Judge of the Kerala High Court
- Incumbent
- Assumed office 20 October 2021

Personal details
- Born: 4 June 1963 (age 63) Vayala
- Spouse: Rameswary V.N.
- Children: A.R. Athul, A.R. Amal
- Parents: Gopala Pillai (father); J Thankam (mother);
- Education: Government Law College, Thiruvananthapuram Annamalai University
- Website: High Court of Kerala

= P. G. Ajithkumar =

Puthen Veedu Gopala Pillai Ajithkumar (പുത്തൻ വീട് ഗോപാല പിള്ള അജിത്ത്കുമാർ; born 4 June 1963) is an Indian judge who is presently serving at Kerala High Court; the highest court in the Indian state of Kerala and in the Union territory of Lakshadweep.
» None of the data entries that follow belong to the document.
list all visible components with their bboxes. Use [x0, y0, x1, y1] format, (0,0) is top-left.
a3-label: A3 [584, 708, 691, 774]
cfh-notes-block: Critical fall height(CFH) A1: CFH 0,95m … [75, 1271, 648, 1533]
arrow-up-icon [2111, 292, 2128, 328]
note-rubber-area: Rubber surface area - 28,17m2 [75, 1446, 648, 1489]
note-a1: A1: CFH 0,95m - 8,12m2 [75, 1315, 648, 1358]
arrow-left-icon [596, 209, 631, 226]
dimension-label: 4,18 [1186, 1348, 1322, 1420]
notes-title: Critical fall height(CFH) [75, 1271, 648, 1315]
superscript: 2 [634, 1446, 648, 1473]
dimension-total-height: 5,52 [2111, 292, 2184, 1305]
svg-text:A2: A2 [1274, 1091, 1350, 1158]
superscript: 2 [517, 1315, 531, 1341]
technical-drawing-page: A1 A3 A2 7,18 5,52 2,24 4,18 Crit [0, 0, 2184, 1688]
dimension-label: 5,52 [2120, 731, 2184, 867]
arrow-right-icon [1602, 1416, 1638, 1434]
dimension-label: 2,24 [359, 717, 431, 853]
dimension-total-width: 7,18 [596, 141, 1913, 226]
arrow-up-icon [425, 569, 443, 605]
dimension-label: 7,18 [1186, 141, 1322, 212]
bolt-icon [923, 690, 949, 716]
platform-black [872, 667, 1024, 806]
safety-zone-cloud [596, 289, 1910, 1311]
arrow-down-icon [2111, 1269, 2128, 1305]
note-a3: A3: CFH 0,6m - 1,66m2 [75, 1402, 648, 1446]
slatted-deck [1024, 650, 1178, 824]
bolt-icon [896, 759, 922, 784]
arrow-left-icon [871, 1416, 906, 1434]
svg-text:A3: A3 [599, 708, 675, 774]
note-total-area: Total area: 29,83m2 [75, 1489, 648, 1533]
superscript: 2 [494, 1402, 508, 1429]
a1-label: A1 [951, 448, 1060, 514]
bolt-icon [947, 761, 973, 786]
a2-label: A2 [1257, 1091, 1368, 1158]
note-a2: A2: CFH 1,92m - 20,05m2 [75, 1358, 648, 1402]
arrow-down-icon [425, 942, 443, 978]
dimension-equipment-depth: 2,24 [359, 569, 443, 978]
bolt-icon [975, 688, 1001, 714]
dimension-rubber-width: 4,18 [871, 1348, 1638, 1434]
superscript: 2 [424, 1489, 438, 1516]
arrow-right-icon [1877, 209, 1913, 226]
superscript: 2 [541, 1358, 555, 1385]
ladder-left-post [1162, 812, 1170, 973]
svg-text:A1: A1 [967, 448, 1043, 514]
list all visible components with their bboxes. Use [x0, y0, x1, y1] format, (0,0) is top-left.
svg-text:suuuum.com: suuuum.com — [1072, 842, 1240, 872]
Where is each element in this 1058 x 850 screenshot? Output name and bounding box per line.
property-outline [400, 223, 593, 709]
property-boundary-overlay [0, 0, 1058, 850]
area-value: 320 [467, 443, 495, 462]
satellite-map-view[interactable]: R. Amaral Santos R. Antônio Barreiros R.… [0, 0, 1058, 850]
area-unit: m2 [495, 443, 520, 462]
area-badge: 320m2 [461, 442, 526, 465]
The High Court of Kerala is headquartered at Ernakulam, Kochi.

==Education and career==
Ajithkumar obtained B.Sc. graduation from St John's College, Anchal, law degree from Government Law College, Thiruvananthapuram and post graduation from Annamalai University. He joined judicial service as Magistrate in 1991, was promoted as District Judge in 2011 and served as Deputy Director and Additional Director in the Kerala Judicial Academy and as Registrar (District Judiciary) in the High Court of Kerala. He was appointed to serve as an Additional Judge in the High Court on 20 October 2021 and became permanent from 31 July 2023.